На постоялом дворе я заказал отдельную комнату и стойла для двух коней. Ужин подали прямо к нам, так как я не хотел спускаться в общий зал. Впрочем, путешествующий благообразный старик, по всей видимости чародей, и сопровождающая его внучка ни у кого не вызывали подозрений. И Ани также ощущала себя в безопасности - я это осознавал, и становилось легко на сердце. За последние пятьдесят с лишним лет мне не желалось ничьего общества. Но эта девочка - я чувствовал - становилась мне удивительно близкой и дорогой. Еще в деревне мы говорили с ней часами - я развлекал её, когда она скучала, рассказывая сотни историй, а она говорила мне о том, что знала и увидела сама. Уже тогда я все больше понимал, что она нечто большее, нежели просто моя пациентка. Теперь же мне хотелось быть с ней всегда.
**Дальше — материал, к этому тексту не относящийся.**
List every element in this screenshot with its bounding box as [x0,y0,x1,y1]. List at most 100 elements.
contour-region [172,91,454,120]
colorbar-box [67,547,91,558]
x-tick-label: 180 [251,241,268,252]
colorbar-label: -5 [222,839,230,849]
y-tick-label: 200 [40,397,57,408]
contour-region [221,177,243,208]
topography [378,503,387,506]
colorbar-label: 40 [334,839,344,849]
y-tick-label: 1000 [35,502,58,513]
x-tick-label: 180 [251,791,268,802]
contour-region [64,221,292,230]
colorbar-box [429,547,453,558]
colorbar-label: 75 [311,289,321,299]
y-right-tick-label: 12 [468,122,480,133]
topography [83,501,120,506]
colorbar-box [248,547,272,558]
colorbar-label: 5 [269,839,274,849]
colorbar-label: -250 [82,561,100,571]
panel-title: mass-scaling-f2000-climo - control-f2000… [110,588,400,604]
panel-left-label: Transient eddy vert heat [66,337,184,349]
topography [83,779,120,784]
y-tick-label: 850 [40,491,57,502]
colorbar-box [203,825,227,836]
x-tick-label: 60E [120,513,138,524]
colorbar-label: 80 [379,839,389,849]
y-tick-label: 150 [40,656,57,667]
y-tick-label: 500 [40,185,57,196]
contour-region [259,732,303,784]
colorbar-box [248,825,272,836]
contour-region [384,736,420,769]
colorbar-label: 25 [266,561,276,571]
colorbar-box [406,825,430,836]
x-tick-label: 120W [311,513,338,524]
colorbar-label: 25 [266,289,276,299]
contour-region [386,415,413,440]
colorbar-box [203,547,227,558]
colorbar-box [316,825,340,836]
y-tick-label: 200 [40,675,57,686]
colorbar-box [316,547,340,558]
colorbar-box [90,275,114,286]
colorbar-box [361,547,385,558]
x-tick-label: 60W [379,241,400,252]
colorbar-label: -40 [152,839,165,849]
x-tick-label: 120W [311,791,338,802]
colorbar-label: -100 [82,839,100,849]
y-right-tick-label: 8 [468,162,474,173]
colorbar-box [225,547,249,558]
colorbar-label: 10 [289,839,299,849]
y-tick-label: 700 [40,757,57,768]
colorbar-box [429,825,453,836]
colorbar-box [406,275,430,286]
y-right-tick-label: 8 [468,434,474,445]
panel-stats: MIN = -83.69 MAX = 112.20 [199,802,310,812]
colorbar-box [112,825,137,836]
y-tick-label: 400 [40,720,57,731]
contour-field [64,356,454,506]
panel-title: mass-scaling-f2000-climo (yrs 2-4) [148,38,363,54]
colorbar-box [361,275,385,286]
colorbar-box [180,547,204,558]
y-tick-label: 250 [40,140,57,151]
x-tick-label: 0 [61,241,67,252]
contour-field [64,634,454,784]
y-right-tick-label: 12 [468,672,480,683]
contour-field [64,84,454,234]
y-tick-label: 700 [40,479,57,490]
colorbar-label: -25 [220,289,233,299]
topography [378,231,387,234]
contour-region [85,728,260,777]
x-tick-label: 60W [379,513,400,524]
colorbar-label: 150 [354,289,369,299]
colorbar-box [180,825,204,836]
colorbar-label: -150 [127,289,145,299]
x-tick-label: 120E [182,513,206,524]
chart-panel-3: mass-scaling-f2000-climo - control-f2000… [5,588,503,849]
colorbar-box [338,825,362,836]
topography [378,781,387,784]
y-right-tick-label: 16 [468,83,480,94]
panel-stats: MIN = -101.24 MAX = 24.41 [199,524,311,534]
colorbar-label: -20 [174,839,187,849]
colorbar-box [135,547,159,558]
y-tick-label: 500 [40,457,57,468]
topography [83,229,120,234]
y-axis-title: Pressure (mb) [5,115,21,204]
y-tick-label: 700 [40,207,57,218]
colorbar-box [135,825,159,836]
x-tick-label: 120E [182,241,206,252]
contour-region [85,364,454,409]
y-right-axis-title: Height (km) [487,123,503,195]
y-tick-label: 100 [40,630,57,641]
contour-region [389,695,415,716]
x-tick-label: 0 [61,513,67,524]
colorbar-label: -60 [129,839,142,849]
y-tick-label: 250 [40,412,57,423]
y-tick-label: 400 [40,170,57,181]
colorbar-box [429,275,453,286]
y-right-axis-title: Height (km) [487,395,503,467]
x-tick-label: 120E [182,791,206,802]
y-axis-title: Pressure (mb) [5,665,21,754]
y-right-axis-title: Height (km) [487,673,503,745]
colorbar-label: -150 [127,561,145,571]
После горячей воды и обрата я снова выглядел как... Как я выглядел, можно было сказать с большой неопределенностью. На первый взгляд казалось, что мне чуть больше двадцати пяти. Смотря в глаза, люди понимали, что мне "далеко за тридцать", и только Старший Цех знал, что поздравлять меня на будущий год нужно со сто пятнадцатым днем рождения. Как ни странно, Ани ещё ни разу не волновал этот вопрос.

Мы лежали вдвоем в темноте. Ани, легкая как перышко, нисколечко не тяготила. Я гладил её худенькое тело, а она горячо шептала мне на ухо. Её чуткие руки скользили по моим плечам, отзываясь приятными искорками. Я целовал её шею, плечи, безумно нежную грудь, мне хотелось обнять её всю целиком. Она понимала это, и я видел, что ей хочется того же.
Каждое движение, каждый выдох, каждый касание её прекрасных губ было наполнено любовью, первым и самым искренним чувством. Я отдавался своим ощущениям полностью, и она с готовностью отдавалась мне навстречу. После всего она уснула у меня в руках, прижавшись ко мне как ребенок. Я боялся пошевелиться и разбудить её, и до рассвета смотрел, как она спит, перебирая в руках её растрепанные волосы.
Я больше не буду одинок, и эта девочка тоже.